Remember the leak of confidential taxpayer information to ProPublica earlier this year? Whatever one’s politics, it’s easy to see it as a reason to worry, given that the IRS evidently either (1) has no way to track down who handled the data in question, or (2) allows access to private data to so many people that it’s impossible to tell who downloaded it. (And if it was an outside hack, well, that’s more worrisome still.)

But it’s not surprising. An August report from the Senate Committee on Homeland Security found cyberprotections throughout the federal government to be ... well, the only word that comes to mind is atrocious. For example, the Department of Transportation was unable to locate 7,231 mobile devices and — get ready for it — 4,824 servers. Tests at the State Department “revealed 450 critical-risk and 736 high-risk outstanding vulnerabilities” and found thousands of active email accounts for former employees, including on the department's classified networks.

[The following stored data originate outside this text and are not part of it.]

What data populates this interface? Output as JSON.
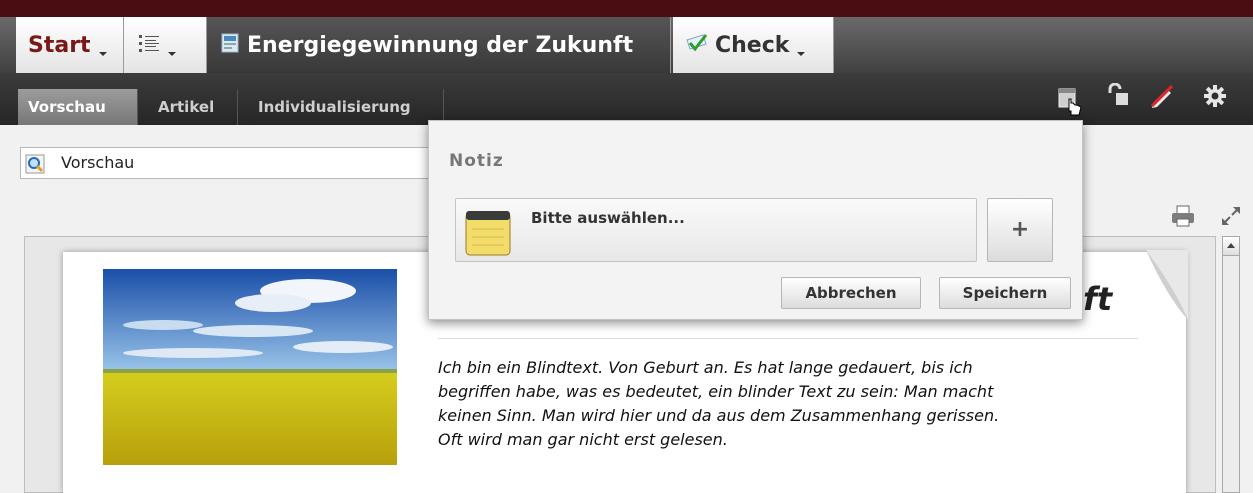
{
  "tabs": {
    "start": "Start",
    "document_title": "Energiegewinnung der Zukunft",
    "check": "Check"
  },
  "subtabs": [
    "Vorschau",
    "Artikel",
    "Individualisierung"
  ],
  "view_select": {
    "value": "Vorschau"
  },
  "popup": {
    "title": "Notiz",
    "select_value": "Bitte auswählen...",
    "add_label": "+",
    "cancel_label": "Abbrechen",
    "save_label": "Speichern"
  },
  "document": {
    "title_fragment": "ft",
    "body_lines": [
      "Ich bin ein Blindtext. Von Geburt an. Es hat lange gedauert, bis ich",
      "begriffen habe, was es bedeutet, ein blinder Text zu sein: Man macht",
      "keinen Sinn. Man wird hier und da aus dem Zusammenhang gerissen.",
      "Oft wird man gar nicht erst gelesen."
    ]
  },
  "colors": {
    "top_strip": "#4a0e12",
    "start_label": "#7a1818",
    "toolbar_dark": "#2e2e2e"
  }
}
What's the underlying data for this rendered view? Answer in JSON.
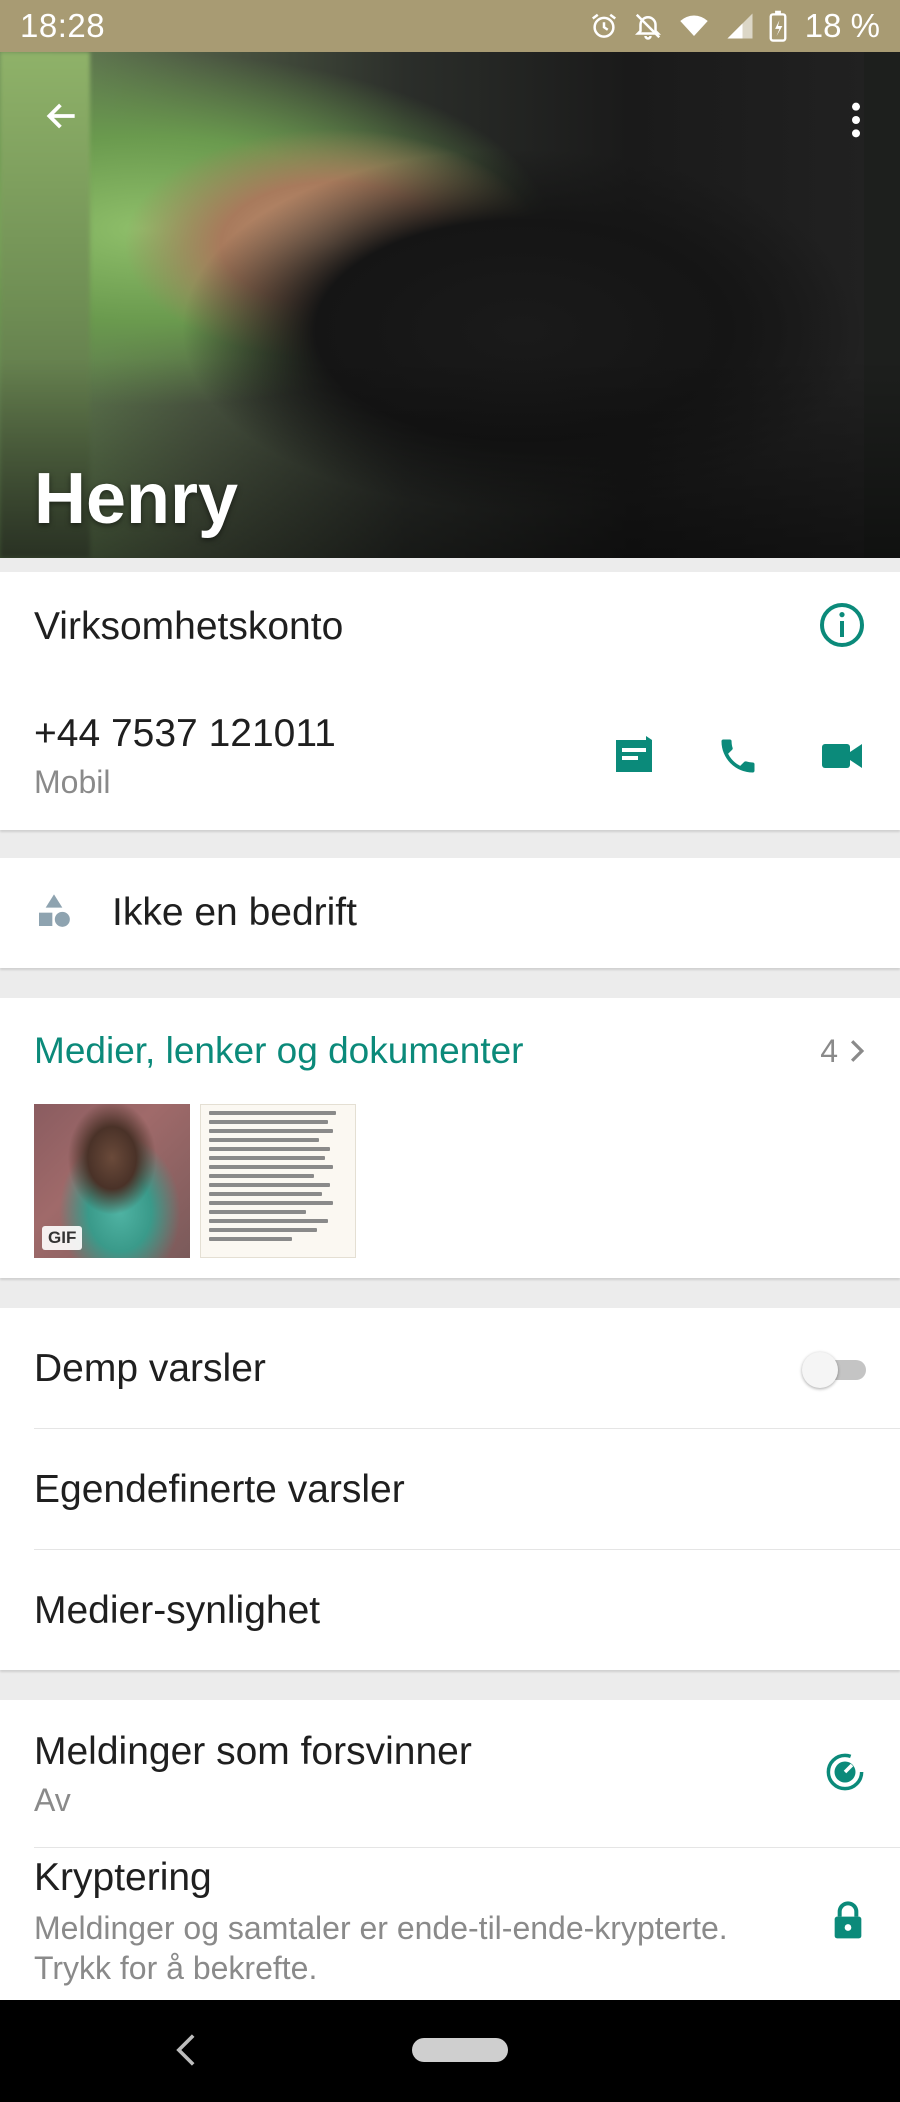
{
  "status_bar": {
    "time": "18:28",
    "battery": "18 %",
    "icons": [
      "alarm-icon",
      "notifications-off-icon",
      "wifi-icon",
      "signal-icon",
      "battery-charging-icon"
    ]
  },
  "header": {
    "name": "Henry",
    "icons": [
      "back-arrow-icon",
      "more-vert-icon"
    ]
  },
  "account": {
    "business_label": "Virksomhetskonto",
    "phone": "+44 7537 121011",
    "phone_type": "Mobil",
    "actions": [
      "message-icon",
      "call-icon",
      "video-call-icon"
    ]
  },
  "business": {
    "label": "Ikke en bedrift",
    "icon": "category-icon"
  },
  "media": {
    "title": "Medier, lenker og dokumenter",
    "count": "4",
    "gif_badge": "GIF"
  },
  "settings": {
    "mute": "Demp varsler",
    "custom": "Egendefinerte varsler",
    "visibility": "Medier-synlighet"
  },
  "security": {
    "disappearing_title": "Meldinger som forsvinner",
    "disappearing_value": "Av",
    "encryption_title": "Kryptering",
    "encryption_desc": "Meldinger og samtaler er ende-til-ende-krypterte. Trykk for å bekrefte."
  },
  "colors": {
    "accent": "#0b8a7a",
    "status_bar": "#a89b73"
  }
}
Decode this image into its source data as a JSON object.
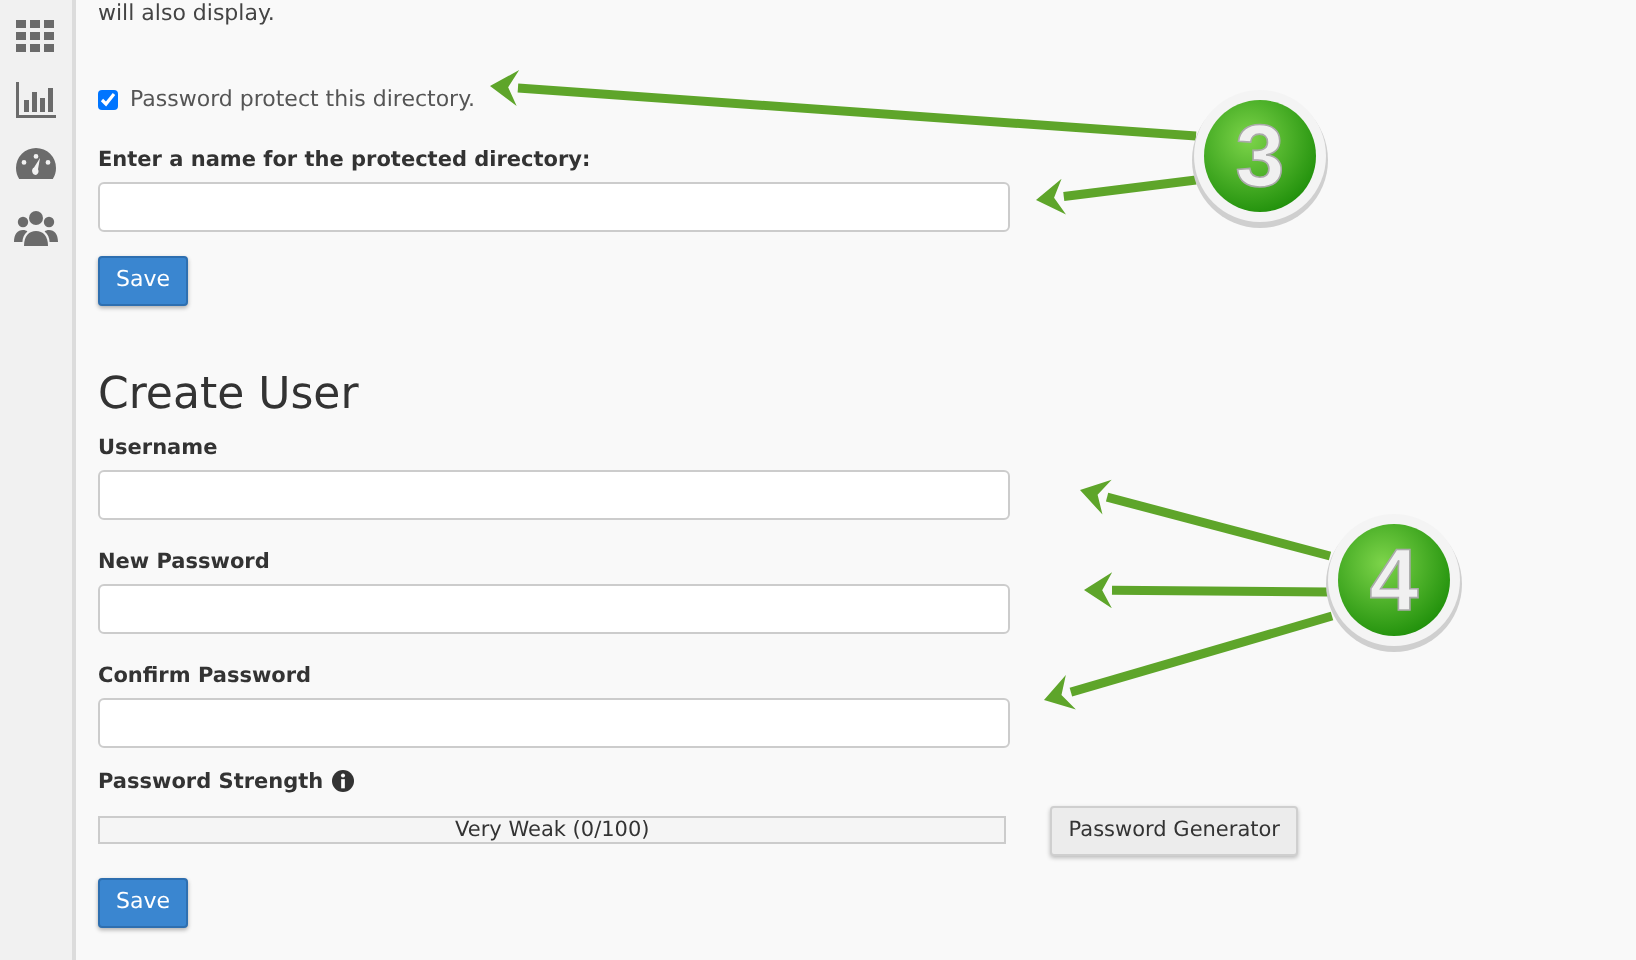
{
  "intro_text": "will also display.",
  "protect": {
    "label": "Password protect this directory.",
    "checked": true
  },
  "directory_name": {
    "label": "Enter a name for the protected directory:"
  },
  "save_button_1": "Save",
  "create_user": {
    "heading": "Create User",
    "fields": [
      {
        "label": "Username"
      },
      {
        "label": "New Password"
      },
      {
        "label": "Confirm Password"
      }
    ],
    "strength": {
      "label": "Password Strength",
      "level": 0,
      "reading": "Very Weak (0/100)"
    },
    "generator_button": "Password Generator",
    "save_button": "Save"
  },
  "annotations": [
    {
      "number": "3"
    },
    {
      "number": "4"
    }
  ]
}
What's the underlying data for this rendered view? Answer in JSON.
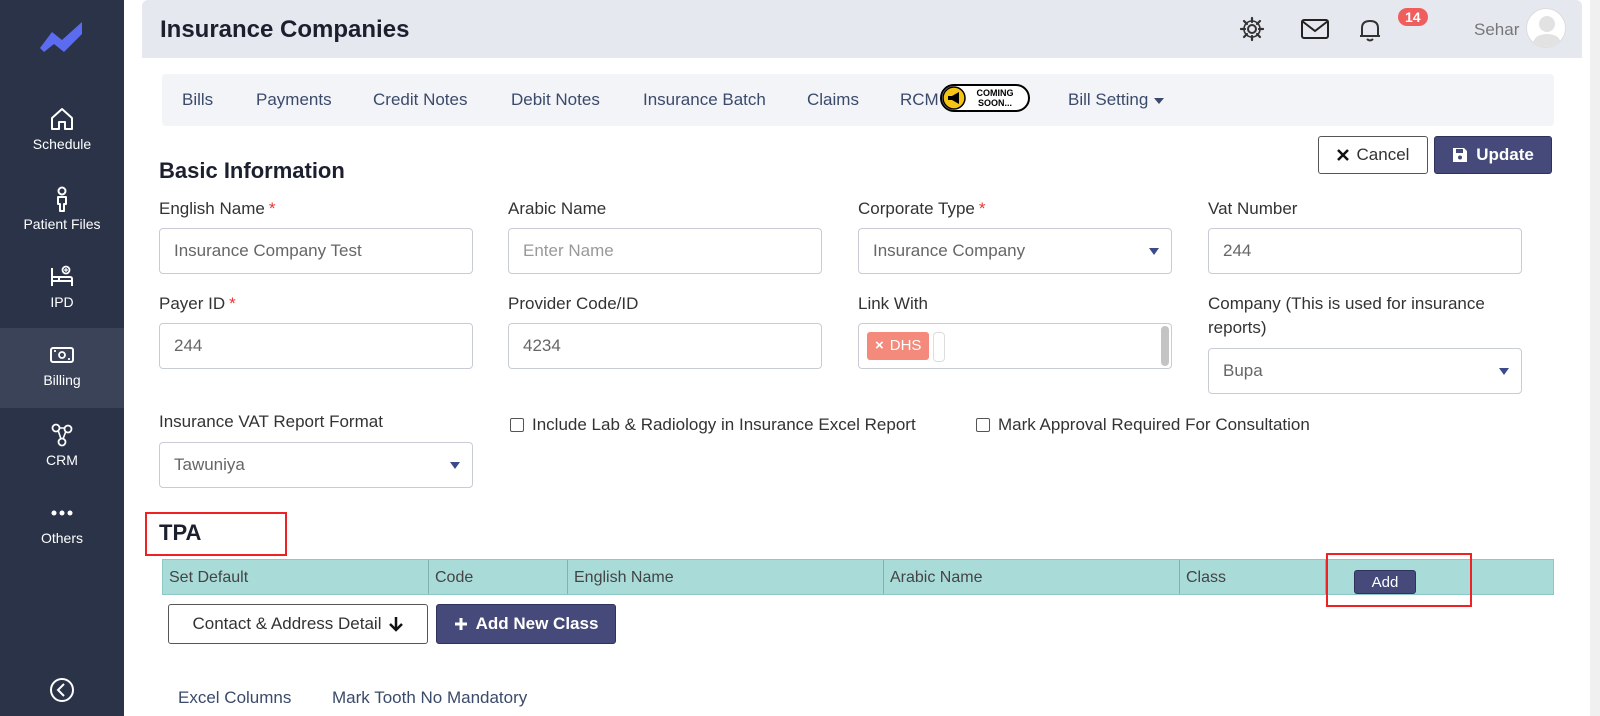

At the Department of Education, investigators “successfully transmitted to an external email address a test file containing 200 credit card numbers in a format that should have been blocked according to the Department’s policy.” By exploiting the same flaw, a real document containing thousands or tens of thousands of credit card numbers could have been stolen.

Seven of the eight departments surveyed were equally abysmal at cybersecurity.

If the federal government were a private corporation, trial lawyers would be having a field day. The fact that its agencies are protected by the principle of sovereign immunity is producing exactly the moral hazard problems scholars have long noted.

The issue is government-wide, so it is unfair to single out the IRS and its 81,000 employees. (My own admittedly rare interactions have been excellent.) And the unfortunate bipartisan erosion of the IRS budget over the past decade can hardly have helped it comply with security mandates. Nor did the IG give the agency a failing grade at everything; some departments seem to be securing data better than others. Moreover, there is some solace in the fact that the 2020 SolarWinds attack on multiple federal agencies apparently failed to gain access to data on individual taxpayers.

Having said that, it is fair to ask whether there might be a point to the widespread skepticism about such new IRS requirements as the one calling for banks to share ever more information about ever-smaller accounts. Maybe a government hungry for more private data should first meet its own standards for security.